In its latest update to GPs, the committee indicated that negotiations on government funding for this uplift are likely to finish by the end of September, with ‘payments made to practices promptly thereafter’.
The Government announced in July that it had accepted the DDRB’s recommendation meaning that NHS staff in England, including salaried GPs and trainees but not partners, will get a 6% pay increase this year.
It then confirmed that practices will get a funding uplift to cover this, which is backdated to April.

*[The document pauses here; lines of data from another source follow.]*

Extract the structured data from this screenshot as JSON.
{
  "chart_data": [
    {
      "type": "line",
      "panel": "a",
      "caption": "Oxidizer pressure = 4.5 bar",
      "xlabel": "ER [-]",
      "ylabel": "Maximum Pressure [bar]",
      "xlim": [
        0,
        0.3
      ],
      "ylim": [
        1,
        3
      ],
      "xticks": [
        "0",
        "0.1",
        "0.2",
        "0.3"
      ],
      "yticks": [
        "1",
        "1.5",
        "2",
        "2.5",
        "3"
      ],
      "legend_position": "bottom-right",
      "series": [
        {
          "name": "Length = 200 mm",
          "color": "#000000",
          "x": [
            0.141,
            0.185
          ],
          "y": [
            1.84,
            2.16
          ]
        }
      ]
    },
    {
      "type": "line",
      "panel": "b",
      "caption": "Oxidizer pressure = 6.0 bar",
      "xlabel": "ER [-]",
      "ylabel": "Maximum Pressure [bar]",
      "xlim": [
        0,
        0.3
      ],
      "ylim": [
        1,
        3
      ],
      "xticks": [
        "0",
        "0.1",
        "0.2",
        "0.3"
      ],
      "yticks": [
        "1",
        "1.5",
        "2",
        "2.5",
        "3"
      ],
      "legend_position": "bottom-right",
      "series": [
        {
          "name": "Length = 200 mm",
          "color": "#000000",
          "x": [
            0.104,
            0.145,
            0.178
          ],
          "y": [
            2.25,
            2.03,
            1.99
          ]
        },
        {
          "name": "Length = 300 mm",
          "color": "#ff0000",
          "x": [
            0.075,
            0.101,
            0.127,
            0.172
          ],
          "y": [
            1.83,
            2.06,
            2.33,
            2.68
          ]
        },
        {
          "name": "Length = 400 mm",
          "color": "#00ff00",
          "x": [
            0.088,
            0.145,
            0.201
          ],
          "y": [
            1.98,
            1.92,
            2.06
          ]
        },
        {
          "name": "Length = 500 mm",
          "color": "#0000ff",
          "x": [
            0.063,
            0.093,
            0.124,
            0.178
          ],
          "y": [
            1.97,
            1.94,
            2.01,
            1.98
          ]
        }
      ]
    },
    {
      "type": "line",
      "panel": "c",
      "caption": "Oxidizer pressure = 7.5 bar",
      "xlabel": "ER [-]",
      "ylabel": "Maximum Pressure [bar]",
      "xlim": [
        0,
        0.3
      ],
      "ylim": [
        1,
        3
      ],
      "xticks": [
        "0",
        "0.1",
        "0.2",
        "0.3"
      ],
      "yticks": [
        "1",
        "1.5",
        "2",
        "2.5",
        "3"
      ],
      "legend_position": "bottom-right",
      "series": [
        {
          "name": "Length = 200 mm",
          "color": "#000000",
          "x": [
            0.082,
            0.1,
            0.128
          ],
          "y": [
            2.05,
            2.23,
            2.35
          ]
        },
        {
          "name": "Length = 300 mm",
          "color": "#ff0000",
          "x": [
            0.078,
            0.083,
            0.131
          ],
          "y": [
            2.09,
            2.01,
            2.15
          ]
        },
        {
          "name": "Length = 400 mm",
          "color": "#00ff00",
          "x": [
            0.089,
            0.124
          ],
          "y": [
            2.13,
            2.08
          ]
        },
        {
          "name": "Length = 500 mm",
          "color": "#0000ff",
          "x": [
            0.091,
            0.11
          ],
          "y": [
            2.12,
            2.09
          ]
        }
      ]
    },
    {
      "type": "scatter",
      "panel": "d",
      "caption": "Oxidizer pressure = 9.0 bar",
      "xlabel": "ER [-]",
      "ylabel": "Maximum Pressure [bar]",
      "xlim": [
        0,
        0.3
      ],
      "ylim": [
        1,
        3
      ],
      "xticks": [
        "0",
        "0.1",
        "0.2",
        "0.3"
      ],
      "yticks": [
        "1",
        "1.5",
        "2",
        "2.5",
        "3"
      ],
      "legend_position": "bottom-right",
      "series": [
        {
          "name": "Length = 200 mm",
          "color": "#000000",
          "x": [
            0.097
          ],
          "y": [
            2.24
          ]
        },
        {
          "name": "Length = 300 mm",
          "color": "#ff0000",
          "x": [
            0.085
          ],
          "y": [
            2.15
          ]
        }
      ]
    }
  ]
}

As part of the final year of the 2019 five-year contract, GP practices have already received a 2.1% global sum uplift this year, and the GPC has said that any ‘additional staff salary cost pressures are currently unfunded’.
Negotiations with the Department of Health and Social Care (DHSC) and NHS England for a ‘supplementary uplift to Global Sum’ will ‘provide a partial funding solution to increased salary costs’, according to the committee’s latest update.
The GPC highlighted that some salaried GP contracts may not contain an explicit reference to DDRB recommendations, but said the BMA stance is for these colleagues to receive the uplift nonetheless.
The update said: ‘Both committees’ executive officers recognise that for salaried GP colleagues whose contractual terms include a yearly salary uplift linked to annual DDRB pay awards should receive that uplift each year.
‘Salaried GPs employed on the BMA model contract should have such a clause, and an uplift date in terms of when this is applied, although the default would be 1 April.
‘There are other salaried GP colleagues whose contract may not specifically reference the DDRB award in terms of a salary uplift, but the BMA believes all salaried colleagues should receive a 6% salary uplift unless another uplift is specifically referenced within their contracts.’
The committee also emphasised that the BMA ‘values’ both GP partners and salaried GPs, and recognises that the 6% pay uplift ‘has the potential to create challenges’ between these two groups.
Last month, the BMA advised partners to notify their staff that they have not yet received money to fund the promised pay rise given that negotiations were still ongoing.
And in July, the Royal College of Nursing urged GP nurses to push practices to ensure they get the 6% pay uplift.
The uplift excludes ARRS staff, who are included in the 5% consolidated increase in pay offered by the Government for Agenda for Change staff in May.
However, NHS England confirmed in June that no overall change to the total funding will be available.
A version of this story first appeared on our sister publication Pulse.